Correlation between lower fluid flow and early left-right markers, Related to Figure 6. These embryos were injected with dnah7-MO to generate a range of weak flow scenarios. (A-C) Embryo with ~ 5 μms^-1 homogeneous flow in the KV, as reported by the flow heat map (A) and the quantification of flow in each KV half (B), this embryo registered strong symmetric charon expression (C). (D-I) as reported by the flow heat maps (D, G) and the quantification of flow in each KV half (E, H), these embryos registered the lowest flows (< 5 μms^-1) and show the weaker symmetric charon expression patterns (F, I). (J-R) Embryos with clearly higher than 5 μms^-1 flow speeds. (J-O) These two embryos have homogeneous flow as reported by the flow heat maps (J, M) and by the quantification of flow in each KV half (K, N), and show strong clear symmetric expression of charon with embryo L slightly stronger than embryo O. (P-R) Injected embryo showing a wild-type pattern of flow as reported by the flow heat map (P) and the quantification of flow in each KV half (Q) showing a weak charon expression on the left side of the KV and strong expression on the right side (R). KV Kupffer’s vesicle; LPM lateral plate mesoderm; N number of particle tracks measured in each embryo; boxplot whiskers represent the minimum and maximum of all of the data.

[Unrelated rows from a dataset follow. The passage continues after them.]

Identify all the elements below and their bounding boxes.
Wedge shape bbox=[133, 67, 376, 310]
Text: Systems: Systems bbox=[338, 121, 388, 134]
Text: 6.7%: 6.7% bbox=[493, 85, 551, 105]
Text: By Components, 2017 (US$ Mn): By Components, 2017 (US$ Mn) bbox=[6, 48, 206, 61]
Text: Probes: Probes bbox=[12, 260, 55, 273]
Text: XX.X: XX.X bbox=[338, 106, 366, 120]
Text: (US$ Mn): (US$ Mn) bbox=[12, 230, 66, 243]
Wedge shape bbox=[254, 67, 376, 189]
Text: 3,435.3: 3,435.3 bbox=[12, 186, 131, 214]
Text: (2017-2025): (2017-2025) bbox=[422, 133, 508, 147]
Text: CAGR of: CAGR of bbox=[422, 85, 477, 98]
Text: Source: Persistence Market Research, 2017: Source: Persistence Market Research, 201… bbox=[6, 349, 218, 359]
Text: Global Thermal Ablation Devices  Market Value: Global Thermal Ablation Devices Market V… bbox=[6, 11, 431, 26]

Earliest left-sided expression of internal organ precursors, Related to Figure 6 and Discussion. Figures A and B are amplified in C and D, respectively. The early heart marker lefty2 is asymmetrically expressed on the left lateral plate mesoderm at 18 hpf (A, C). foxa3 expression in the gut endoderm started to be asymmetric towards the left side of the midline between 22 and 24 hpf (B, D).